Bu güç göreve başlarken dönemin genel yazmanı U Thant’n Kıbrıs Cumhuriyeti’nin kuruluş Antlaşmalarını görmezden gelerek uyuşmazlığı çözdüğü savı ile kendisinin başarılı olduğunu düşünerek görevinden ayrılmıştır. Guterres’e gelene dek bu görevi üstlenenler de kes kopyala yapıştır yöntemini uyguladıkları için bu günlere gelinmiştir.

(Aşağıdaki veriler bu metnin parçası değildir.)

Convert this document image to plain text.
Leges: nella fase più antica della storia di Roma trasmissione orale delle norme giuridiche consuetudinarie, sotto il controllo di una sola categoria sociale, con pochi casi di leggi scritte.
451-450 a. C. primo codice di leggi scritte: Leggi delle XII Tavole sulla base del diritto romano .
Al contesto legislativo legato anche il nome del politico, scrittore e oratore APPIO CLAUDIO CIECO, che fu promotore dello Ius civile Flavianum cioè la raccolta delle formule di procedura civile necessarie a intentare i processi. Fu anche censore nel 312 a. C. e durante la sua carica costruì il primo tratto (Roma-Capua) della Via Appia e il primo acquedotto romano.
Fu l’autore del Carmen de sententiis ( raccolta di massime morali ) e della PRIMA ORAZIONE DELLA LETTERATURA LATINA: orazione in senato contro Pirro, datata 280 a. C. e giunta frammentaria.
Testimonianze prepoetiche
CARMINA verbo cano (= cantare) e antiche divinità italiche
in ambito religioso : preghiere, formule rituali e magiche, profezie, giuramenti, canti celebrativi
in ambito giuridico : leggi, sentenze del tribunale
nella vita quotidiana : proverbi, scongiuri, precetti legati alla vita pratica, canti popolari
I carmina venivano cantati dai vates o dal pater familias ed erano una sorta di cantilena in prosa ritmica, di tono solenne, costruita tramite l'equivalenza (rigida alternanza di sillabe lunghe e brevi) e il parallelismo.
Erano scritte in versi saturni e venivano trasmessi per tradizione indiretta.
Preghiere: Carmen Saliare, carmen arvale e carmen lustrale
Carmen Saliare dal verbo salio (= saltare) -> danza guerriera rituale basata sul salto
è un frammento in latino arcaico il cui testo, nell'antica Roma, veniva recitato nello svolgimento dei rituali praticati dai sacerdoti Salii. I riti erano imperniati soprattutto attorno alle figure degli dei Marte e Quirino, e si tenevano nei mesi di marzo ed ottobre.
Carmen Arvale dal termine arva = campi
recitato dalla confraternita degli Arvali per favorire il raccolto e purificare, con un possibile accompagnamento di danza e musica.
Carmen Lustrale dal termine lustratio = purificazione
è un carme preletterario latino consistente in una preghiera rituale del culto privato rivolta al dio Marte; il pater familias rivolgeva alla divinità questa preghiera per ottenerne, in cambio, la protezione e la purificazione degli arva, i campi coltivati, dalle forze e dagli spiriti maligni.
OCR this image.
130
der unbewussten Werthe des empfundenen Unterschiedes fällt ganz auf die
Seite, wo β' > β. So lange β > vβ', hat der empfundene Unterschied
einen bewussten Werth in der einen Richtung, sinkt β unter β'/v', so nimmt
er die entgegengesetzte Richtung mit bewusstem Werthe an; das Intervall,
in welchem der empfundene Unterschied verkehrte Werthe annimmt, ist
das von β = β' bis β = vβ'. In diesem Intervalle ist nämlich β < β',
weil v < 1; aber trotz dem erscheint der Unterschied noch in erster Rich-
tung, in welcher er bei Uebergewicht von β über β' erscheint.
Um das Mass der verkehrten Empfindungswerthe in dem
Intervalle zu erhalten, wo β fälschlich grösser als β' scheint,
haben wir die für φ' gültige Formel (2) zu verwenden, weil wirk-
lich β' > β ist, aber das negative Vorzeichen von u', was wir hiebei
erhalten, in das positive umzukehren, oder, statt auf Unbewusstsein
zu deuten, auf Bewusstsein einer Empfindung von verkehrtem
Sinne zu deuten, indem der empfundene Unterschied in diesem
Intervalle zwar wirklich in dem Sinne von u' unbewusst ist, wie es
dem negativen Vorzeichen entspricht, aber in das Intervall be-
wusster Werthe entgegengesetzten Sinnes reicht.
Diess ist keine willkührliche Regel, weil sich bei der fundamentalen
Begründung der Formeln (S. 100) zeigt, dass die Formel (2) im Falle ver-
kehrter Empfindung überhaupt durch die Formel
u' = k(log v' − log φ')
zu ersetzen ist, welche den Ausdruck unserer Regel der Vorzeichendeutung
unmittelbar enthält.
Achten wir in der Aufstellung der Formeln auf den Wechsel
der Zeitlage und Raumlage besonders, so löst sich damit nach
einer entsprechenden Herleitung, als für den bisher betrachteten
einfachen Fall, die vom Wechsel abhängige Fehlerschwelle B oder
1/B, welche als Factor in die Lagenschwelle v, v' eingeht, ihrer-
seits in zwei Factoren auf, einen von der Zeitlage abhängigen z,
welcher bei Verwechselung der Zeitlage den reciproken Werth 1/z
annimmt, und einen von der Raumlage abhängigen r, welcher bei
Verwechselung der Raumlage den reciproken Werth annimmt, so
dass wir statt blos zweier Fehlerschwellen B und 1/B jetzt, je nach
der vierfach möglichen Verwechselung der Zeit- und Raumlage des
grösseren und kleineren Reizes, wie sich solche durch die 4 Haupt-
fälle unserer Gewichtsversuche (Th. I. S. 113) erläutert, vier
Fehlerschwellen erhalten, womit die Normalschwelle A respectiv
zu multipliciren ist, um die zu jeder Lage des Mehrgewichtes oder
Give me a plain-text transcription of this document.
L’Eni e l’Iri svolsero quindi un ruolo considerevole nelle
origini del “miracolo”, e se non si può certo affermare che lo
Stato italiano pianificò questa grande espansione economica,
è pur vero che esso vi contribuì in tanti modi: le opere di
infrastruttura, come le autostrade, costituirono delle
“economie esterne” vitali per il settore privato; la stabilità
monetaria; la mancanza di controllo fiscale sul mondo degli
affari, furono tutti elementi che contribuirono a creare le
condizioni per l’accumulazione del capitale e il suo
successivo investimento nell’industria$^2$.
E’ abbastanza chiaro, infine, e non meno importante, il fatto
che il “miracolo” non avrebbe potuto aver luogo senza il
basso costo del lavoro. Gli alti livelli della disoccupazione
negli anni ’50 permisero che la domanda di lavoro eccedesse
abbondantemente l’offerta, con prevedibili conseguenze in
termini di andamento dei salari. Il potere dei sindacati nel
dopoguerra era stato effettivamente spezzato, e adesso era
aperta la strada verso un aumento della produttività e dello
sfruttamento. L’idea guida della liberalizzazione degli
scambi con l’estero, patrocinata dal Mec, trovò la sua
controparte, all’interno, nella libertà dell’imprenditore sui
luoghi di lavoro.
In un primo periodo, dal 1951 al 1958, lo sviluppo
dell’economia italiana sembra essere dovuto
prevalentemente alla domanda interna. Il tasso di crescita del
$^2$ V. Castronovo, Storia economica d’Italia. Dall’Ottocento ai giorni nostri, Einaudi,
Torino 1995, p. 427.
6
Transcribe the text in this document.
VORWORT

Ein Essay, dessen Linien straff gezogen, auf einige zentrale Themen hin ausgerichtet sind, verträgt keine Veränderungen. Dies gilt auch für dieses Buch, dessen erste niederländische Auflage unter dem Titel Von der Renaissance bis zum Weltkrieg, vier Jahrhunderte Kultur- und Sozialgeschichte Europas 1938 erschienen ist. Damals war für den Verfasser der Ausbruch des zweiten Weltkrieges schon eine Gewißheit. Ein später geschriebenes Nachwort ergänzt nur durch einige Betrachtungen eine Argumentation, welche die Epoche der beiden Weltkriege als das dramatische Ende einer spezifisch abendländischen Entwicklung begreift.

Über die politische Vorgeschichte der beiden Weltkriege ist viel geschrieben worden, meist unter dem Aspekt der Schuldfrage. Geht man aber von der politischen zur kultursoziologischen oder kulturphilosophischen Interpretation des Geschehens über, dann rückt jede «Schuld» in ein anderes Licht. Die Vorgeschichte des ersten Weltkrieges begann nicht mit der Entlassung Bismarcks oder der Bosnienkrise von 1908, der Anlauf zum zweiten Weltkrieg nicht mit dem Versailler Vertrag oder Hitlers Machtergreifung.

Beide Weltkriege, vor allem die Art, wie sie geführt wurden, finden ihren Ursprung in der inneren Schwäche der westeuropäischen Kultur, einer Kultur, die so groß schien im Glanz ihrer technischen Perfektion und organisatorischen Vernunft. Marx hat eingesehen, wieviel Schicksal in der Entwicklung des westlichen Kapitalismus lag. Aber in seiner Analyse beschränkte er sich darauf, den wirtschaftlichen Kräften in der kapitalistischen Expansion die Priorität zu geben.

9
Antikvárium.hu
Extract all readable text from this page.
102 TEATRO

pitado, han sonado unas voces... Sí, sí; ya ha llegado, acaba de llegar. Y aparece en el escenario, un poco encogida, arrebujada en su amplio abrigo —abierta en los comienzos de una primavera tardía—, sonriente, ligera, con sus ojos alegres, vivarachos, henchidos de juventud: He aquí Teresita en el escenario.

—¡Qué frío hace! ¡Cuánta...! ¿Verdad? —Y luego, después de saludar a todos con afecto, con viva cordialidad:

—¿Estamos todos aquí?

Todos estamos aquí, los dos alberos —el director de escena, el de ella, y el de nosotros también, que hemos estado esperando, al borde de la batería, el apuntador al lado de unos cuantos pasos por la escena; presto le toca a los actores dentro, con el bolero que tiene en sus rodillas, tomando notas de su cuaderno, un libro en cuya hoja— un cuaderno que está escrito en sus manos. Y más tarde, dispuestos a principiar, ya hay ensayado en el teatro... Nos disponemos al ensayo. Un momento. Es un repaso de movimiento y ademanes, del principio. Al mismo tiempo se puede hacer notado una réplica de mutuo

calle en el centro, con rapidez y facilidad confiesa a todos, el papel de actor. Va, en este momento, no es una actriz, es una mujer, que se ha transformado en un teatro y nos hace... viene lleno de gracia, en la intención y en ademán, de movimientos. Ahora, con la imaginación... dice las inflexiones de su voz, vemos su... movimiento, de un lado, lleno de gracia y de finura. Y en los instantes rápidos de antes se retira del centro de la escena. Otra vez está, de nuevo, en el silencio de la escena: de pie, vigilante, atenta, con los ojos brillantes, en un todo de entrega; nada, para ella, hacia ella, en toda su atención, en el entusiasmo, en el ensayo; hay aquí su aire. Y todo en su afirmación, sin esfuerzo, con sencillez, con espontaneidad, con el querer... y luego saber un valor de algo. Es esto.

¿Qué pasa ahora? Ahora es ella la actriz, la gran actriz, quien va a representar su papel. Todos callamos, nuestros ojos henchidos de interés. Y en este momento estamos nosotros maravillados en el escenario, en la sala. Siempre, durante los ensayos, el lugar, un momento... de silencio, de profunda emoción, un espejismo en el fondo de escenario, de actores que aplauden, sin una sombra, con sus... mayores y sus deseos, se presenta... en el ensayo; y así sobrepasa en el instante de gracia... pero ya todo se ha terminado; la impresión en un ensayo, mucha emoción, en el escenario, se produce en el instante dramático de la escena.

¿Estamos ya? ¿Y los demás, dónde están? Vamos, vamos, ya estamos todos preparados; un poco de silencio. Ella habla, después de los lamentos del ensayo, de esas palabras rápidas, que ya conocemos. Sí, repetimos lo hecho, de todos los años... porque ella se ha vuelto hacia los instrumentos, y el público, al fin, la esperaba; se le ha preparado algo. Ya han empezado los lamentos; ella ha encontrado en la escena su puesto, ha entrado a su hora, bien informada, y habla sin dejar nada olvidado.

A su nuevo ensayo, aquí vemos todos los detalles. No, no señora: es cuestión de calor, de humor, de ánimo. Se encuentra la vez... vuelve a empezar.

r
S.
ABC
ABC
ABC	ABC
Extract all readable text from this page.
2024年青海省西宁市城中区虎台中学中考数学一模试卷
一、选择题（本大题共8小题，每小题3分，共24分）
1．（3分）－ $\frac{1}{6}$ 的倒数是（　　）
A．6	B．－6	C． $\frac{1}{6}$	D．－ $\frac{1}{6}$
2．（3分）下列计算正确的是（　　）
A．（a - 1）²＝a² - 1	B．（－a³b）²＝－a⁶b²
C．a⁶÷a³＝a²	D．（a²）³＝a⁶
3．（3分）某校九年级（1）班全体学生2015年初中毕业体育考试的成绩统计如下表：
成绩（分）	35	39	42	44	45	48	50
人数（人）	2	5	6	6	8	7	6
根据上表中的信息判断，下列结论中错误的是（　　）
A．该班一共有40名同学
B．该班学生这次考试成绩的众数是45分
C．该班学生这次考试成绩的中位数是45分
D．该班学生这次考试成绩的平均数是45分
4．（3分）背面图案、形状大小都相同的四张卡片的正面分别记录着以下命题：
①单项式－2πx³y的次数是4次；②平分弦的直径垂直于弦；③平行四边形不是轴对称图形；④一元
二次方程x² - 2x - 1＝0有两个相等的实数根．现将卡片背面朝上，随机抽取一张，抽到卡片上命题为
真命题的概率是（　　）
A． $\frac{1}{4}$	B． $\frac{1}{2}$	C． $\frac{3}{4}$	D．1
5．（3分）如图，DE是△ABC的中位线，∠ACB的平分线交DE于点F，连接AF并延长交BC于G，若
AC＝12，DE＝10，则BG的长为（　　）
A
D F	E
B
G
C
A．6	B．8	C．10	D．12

Geldiğimiz noktada kes kopyala yapıştır yönteminin çözüm konusunda kullanım süresi dolduğundan yürürlükten kaldırılması gerektiğine dikkati çekmek gerekiyor. Adada bulunacak çözüm konusunda tarafların görüşlerinin kemikleştiği biliniyor. Yapılacak olası bir antlaşma Kıbrıs Türklerini 1960 yılı öncesindeki duruma götüreceği için bu antlaşmanın da ömrünün kısa olacağı biliniyor. Türklerin egemen eşitliğine dayanacak bir çözüm konusunda kolların sıvanarak çalışmalara başlanılması gerekmektedir.
Bizlerin de kabul edilmesini istediğimiz egemen devlet modelinin kabulü için çalışmalarımıza ivme kazandırmamız gerekiyor mu ne…
SEVGİ ile kalınız…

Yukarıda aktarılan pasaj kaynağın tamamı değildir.